Textures are typically lighting-neutral and extremely sharp. The computer game will compute its own lighting and shadows. One must avoid having a shadow across the subject, as this will only have to be removed in post-processing. Typically, texture hunting is done on cloudy days where there is a uniform soft light from the sky.
1024×1024 is a reasonable size of the final texture, but it's usually photographed at a higher res, photoshopped considerably, and then sized down. The subject of the photo could be something like 5 metres × 5 metres. The idea is that every pixel is being used to the fullest effect to convey the character of the surface. Textures are often photoshopped to become seamless so they can be repeated across a large surface in game.
Textures are usually shot perpendicular to the wall as much as possible, otherwise distortion correction is required. Sometimes you can take a photo from further away and zoom in to get a better view of a high wall.

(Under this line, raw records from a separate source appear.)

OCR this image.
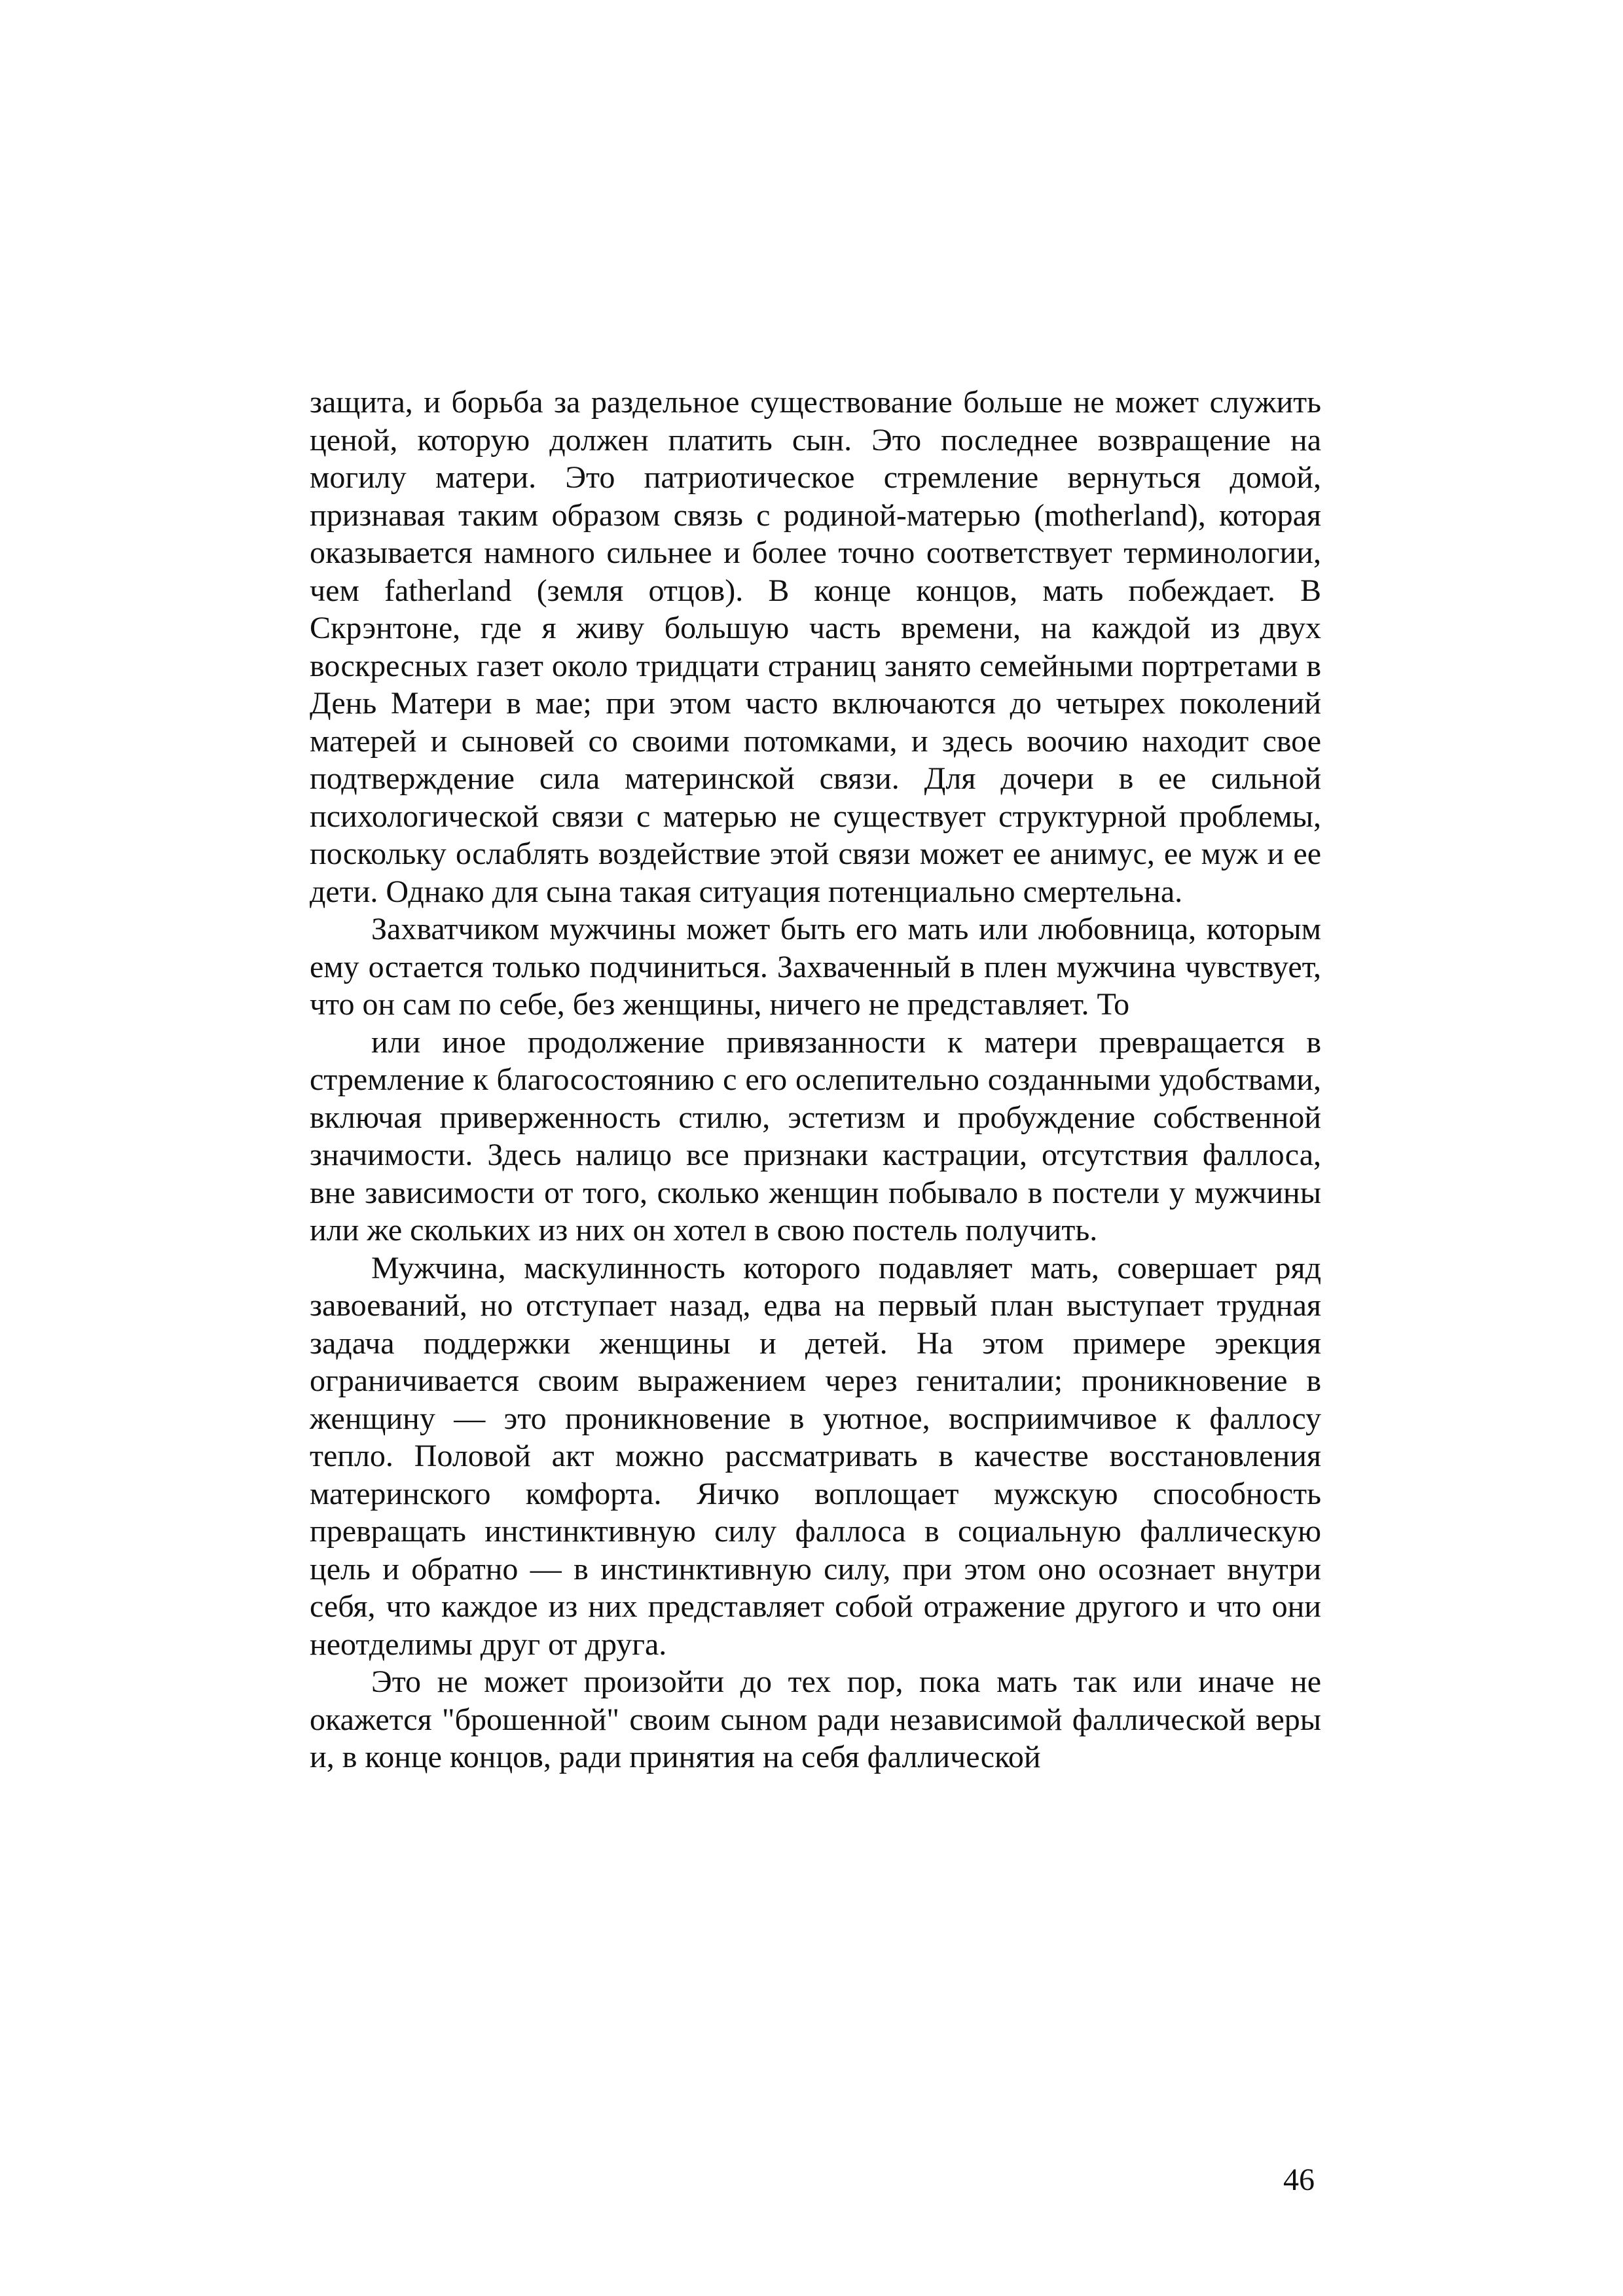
защита, и борьба за раздельное существование больше не может служить ценой, которую должен платить сын. Это последнее возвращение на могилу матери. Это патриотическое стремление вернуться домой, признавая таким образом связь с родиной-матерью (motherland), которая оказывается намного сильнее и более точно соответствует терминологии, чем fatherland (земля отцов). В конце концов, мать побеждает. В Скрэнтоне, где я живу большую часть времени, на каждой из двух воскресных газет около тридцати страниц занято семейными портретами в День Матери в мае; при этом часто включаются до четырех поколений матерей и сыновей со своими потомками, и здесь воочию находит свое подтверждение сила материнской связи. Для дочери в ее сильной психологической связи с матерью не существует структурной проблемы, поскольку ослаблять воздействие этой связи может ее анимус, ее муж и ее дети. Однако для сына такая ситуация потенциально смертельна.

Захватчиком мужчины может быть его мать или любовница, которым ему остается только подчиниться. Захваченный в плен мужчина чувствует, что он сам по себе, без женщины, ничего не представляет. То

или иное продолжение привязанности к матери превращается в стремление к благосостоянию с его ослепительно созданными удобствами, включая приверженность стилю, эстетизм и пробуждение собственной значимости. Здесь налицо все признаки кастрации, отсутствия фаллоса, вне зависимости от того, сколько женщин побывало в постели у мужчины или же скольких из них он хотел в свою постель получить.

Мужчина, маскулинность которого подавляет мать, совершает ряд завоеваний, но отступает назад, едва на первый план выступает трудная задача поддержки женщины и детей. На этом примере эрекция ограничивается своим выражением через гениталии; проникновение в женщину — это проникновение в уютное, восприимчивое к фаллосу тепло. Половой акт можно рассматривать в качестве восстановления материнского комфорта. Яичко воплощает мужскую способность превращать инстинктивную силу фаллоса в социальную фаллическую цель и обратно — в инстинктивную силу, при этом оно осознает внутри себя, что каждое из них представляет собой отражение другого и что они неотделимы друг от друга.

Это не может произойти до тех пор, пока мать так или иначе не окажется "брошенной" своим сыном ради независимой фаллической веры и, в конце концов, ради принятия на себя фаллической

46
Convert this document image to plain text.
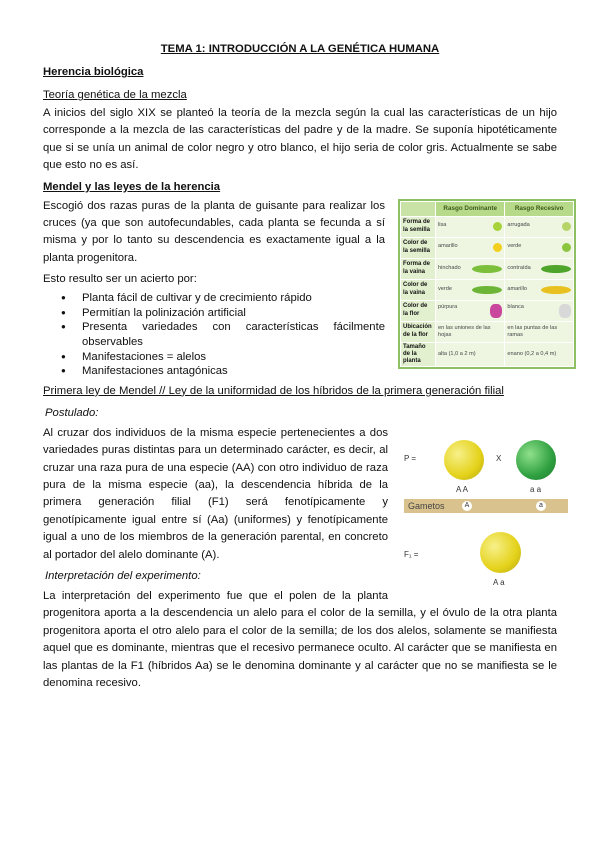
TEMA 1: INTRODUCCIÓN A LA GENÉTICA HUMANA
Herencia biológica
Teoría genética de la mezcla

A inicios del siglo XIX se planteó la teoría de la mezcla según la cual las características de un hijo corresponde a la mezcla de las características del padre y de la madre. Se suponía hipotéticamente que si se unía un animal de color negro y otro blanco, el hijo seria de color gris. Actualmente se sabe que esto no es así.

Mendel y las leyes de la herencia
	Rasgo Dominante	Rasgo Recesivo
Forma de la semilla	lisa	arrugada
Color de la semilla	amarillo	verde
Forma de la vaina	hinchado	contraída
Color de la vaina	verde	amarillo
Color de la flor	púrpura	blanca
Ubicación de la flor	en las uniones de las hojas	en las puntas de las ramas
Tamaño de la planta	alta (1,0 a 2 m)	enano (0,2 a 0,4 m)

Escogió dos razas puras de la planta de guisante para realizar los cruces (ya que son autofecundables, cada planta se fecunda a sí misma y por lo tanto su descendencia es exactamente igual a la planta progenitora.

Esto resulto ser un acierto por:
● Planta fácil de cultivar y de crecimiento rápido
● Permitían la polinización artificial
● Presenta variedades con características fácilmente observables
● Manifestaciones = alelos
● Manifestaciones antagónicas
Primera ley de Mendel // Ley de la uniformidad de los híbridos de la primera generación filial
Postulado:
P =	X
A A	a a
Gametos	A	a
F₁ =
A a

Al cruzar dos individuos de la misma especie pertenecientes a dos variedades puras distintas para un determinado carácter, es decir, al cruzar una raza pura de una especie (AA) con otro individuo de raza pura de la misma especie (aa), la descendencia híbrida de la primera generación filial (F1) será fenotípicamente y genotípicamente igual entre sí (Aa) (uniformes) y fenotípicamente igual a uno de los miembros de la generación parental, en concreto al portador del alelo dominante (A).

Interpretación del experimento:

La interpretación del experimento fue que el polen de la planta progenitora aporta a la descendencia un alelo para el color de la semilla, y el óvulo de la otra planta progenitora aporta el otro alelo para el color de la semilla; de los dos alelos, solamente se manifiesta aquel que es dominante, mientras que el recesivo permanece oculto. Al carácter que se manifiesta en las plantas de la F1 (híbridos Aa) se le denomina dominante y al carácter que no se manifiesta se le denomina recesivo.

It is often quite hard to find a surface in the real world that has an interesting texture and is easy to photograph from the right angle. In particular, taking photos of the floor is challenging because you need to be several metres above it, looking down. Leaning out of windows / over bridges, or holding up a tripod are solutions.
One thing that concerns me is that some cameras do image processing on the digital image. Really, the artist has to be doing all of the image processing offline, in photoshop or similar. I often see digital camera photos with edge enhancement artefacts in high contrast areas. Perhaps raw shooting mode is the answer to this?
Shooting digital photos with greater colour depth than "8 bit per channel" might also be useful to avoid banding when increasing contrast during post-processing.
Another thing is lens distortion — since we need to photograph flat surfaces. Either the camera has to be good at it, or it should be possible to turn it off so the processing can be done manually by an artist.
How do I find a camera which meets these requirements?